The Royal Australian and New Zealand College of Ophthalmologists (RANZCO) has condemned the coverage of a recent Channel 7 News report on behavioural optometry “for failing to acknowledge the lack of research and evidence to support the practice”.

RANZCO President A/Prof Mark Daniell said that “primary dyslexia and learning disabilities are complex neurocognitive conditions and are not caused by vision problems. There is no evidence to suggest that eye exercises, behavioural vision therapy, or special tinted filters or lenses improve the long-term educational performance of people affected by dyslexia or other learning disabilities.

“It is irresponsible to promote behavioural optometry to treat these conditions without letting people know that it is an unproven practice. Parents of children with dyslexia and other learning disabilities want to do what’s best for their children and it is unfair to give them false hope in expensive treatments and aids for which there is no evidence.”

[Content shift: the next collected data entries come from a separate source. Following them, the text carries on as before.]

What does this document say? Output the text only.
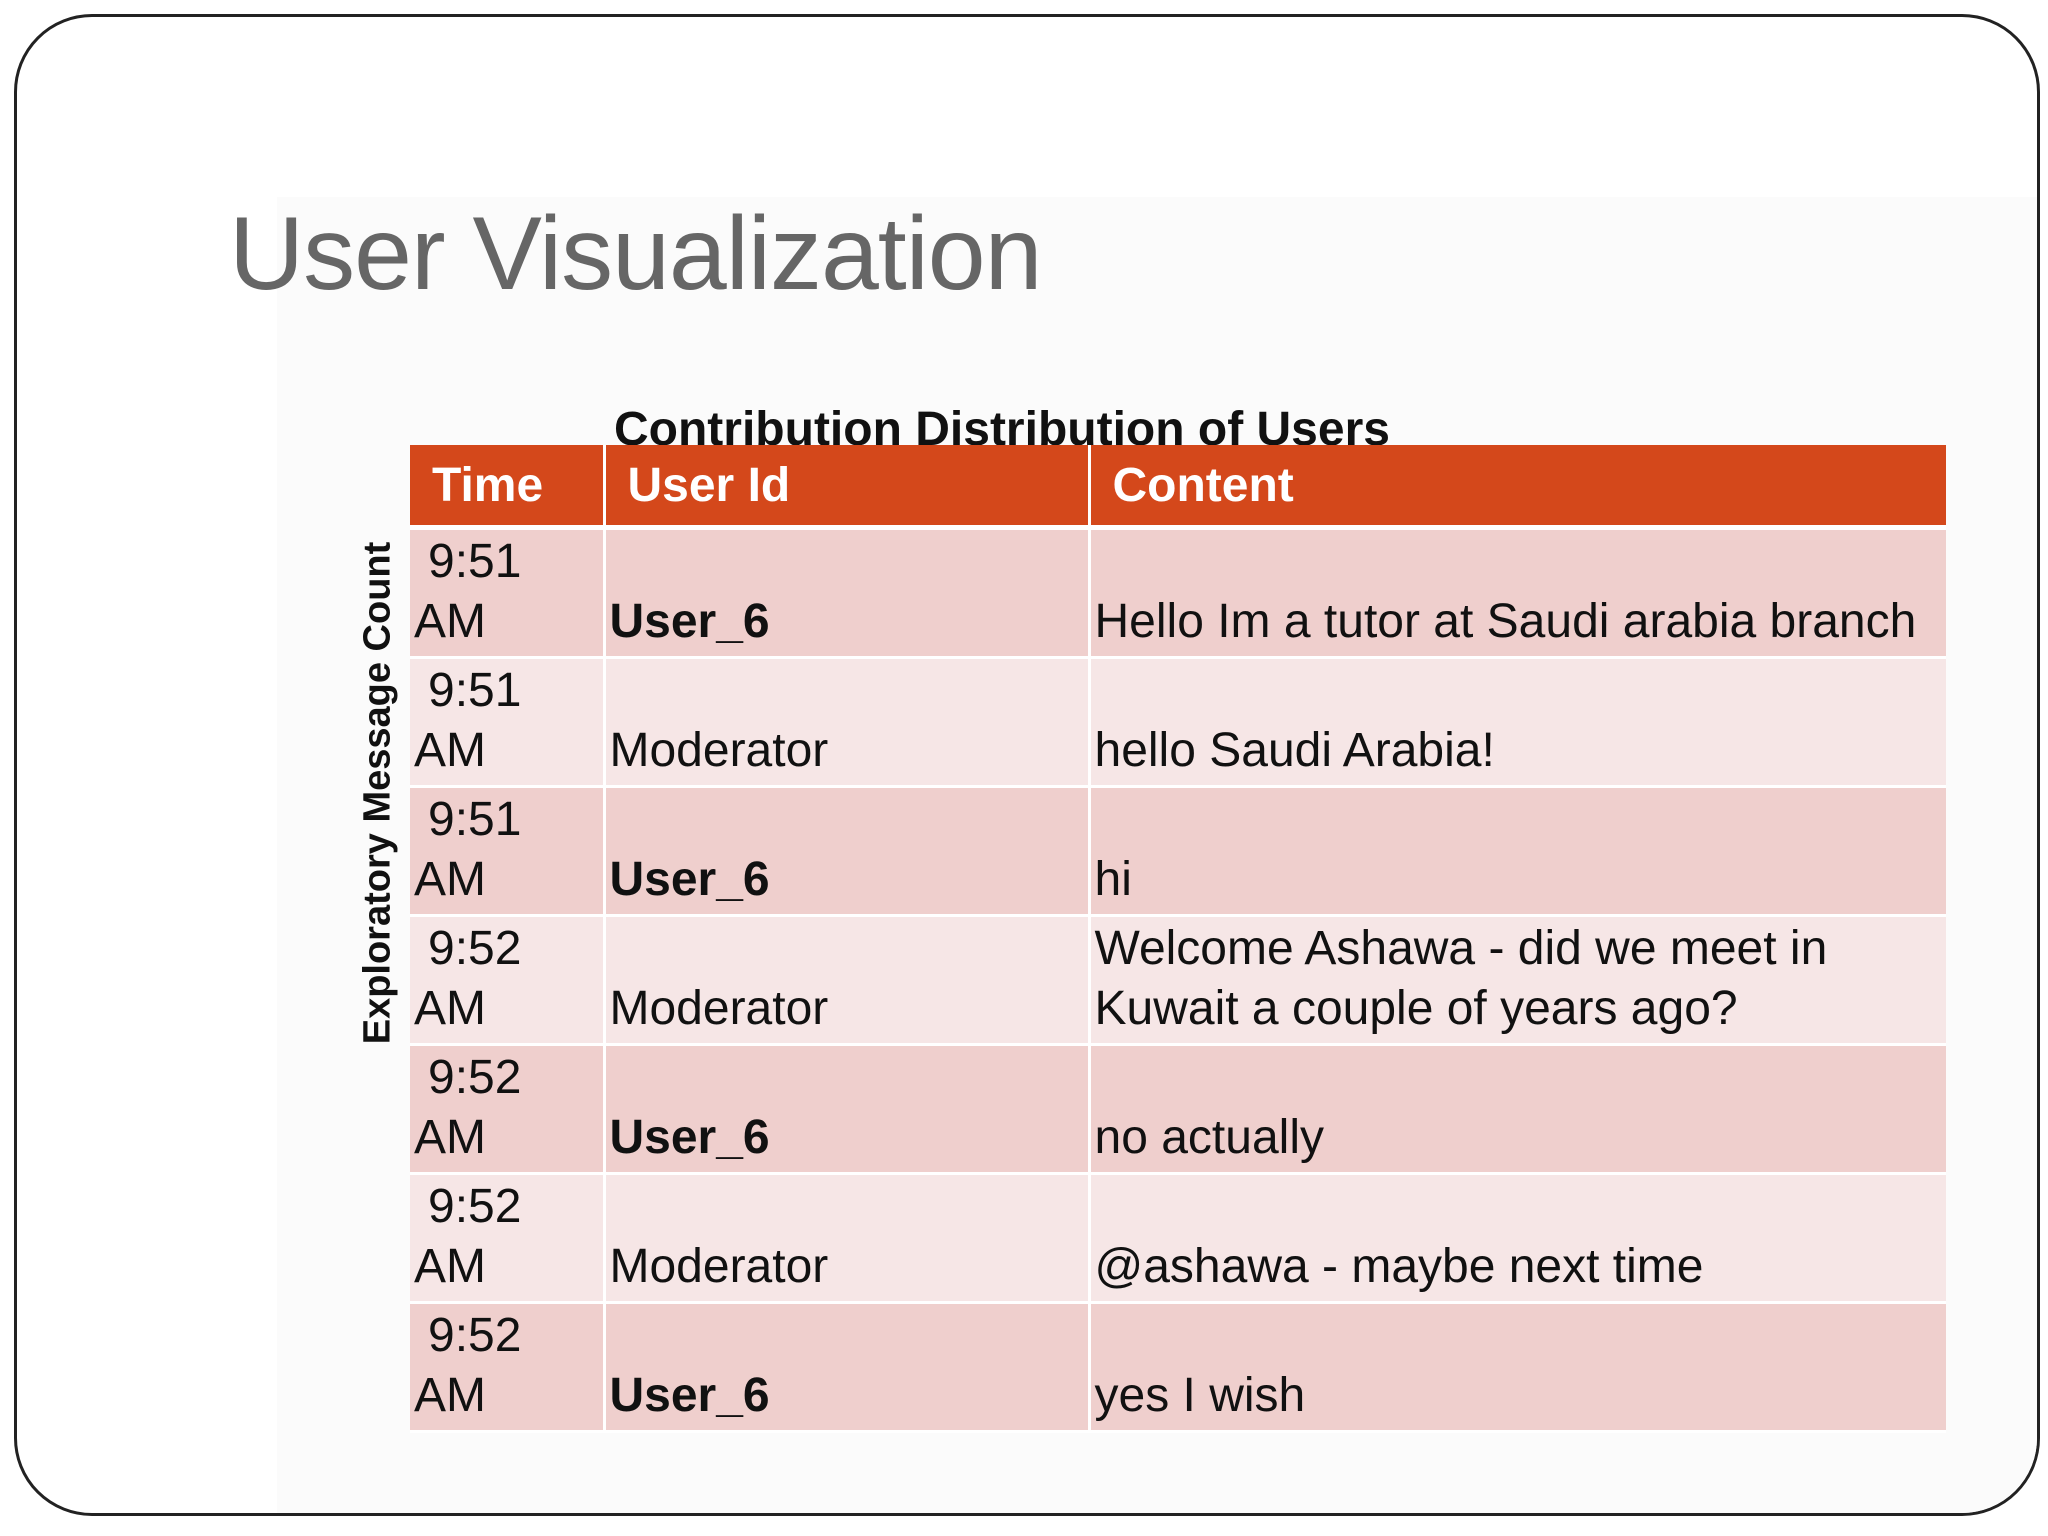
User Visualization
Contribution Distribution of Users
Exploratory Message Count
Time	User Id	Content

9:51
AM	User_6	Hello Im a tutor at Saudi arabia branch

9:51
AM	Moderator	hello Saudi Arabia!

9:51
AM	User_6	hi

9:52
AM	Moderator	Welcome Ashawa - did we meet in Kuwait a couple of years ago?

9:52
AM	User_6	no actually

9:52
AM	Moderator	@ashawa - maybe next time

9:52
AM	User_6	yes I wish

The Australasian College of Behavioural Optometrists (ACBO) responded to what they claimed were “inaccuracies highlighted” by RANZCO stating that “behavioural optometrists do not diagnose and treat learning disabilities or dyslexia, and that RANZCO seems to ignore the substantial evidence that exists. ”
ACBO said that the policy of Behavioural Optometrists, which it says is available on its website, is to treat “problems of vision function, including focusing, eye coordination and eye movements, and development of vision perception, which can potentially affect a child’s or adult’s ability to use their eyes for reading, computer use and other activities of daily living.”

ACBO President Steve Leslie stated that “There is a considerable body of highly credible peer reviewed evidence and research that supports the practices of ACBO Members. This has a strong historical basis which continues to develop. RANZCO’s continued use of discredited and out of date references to prosecute the case against Behavioural Optometry is unfortunate and unfair.”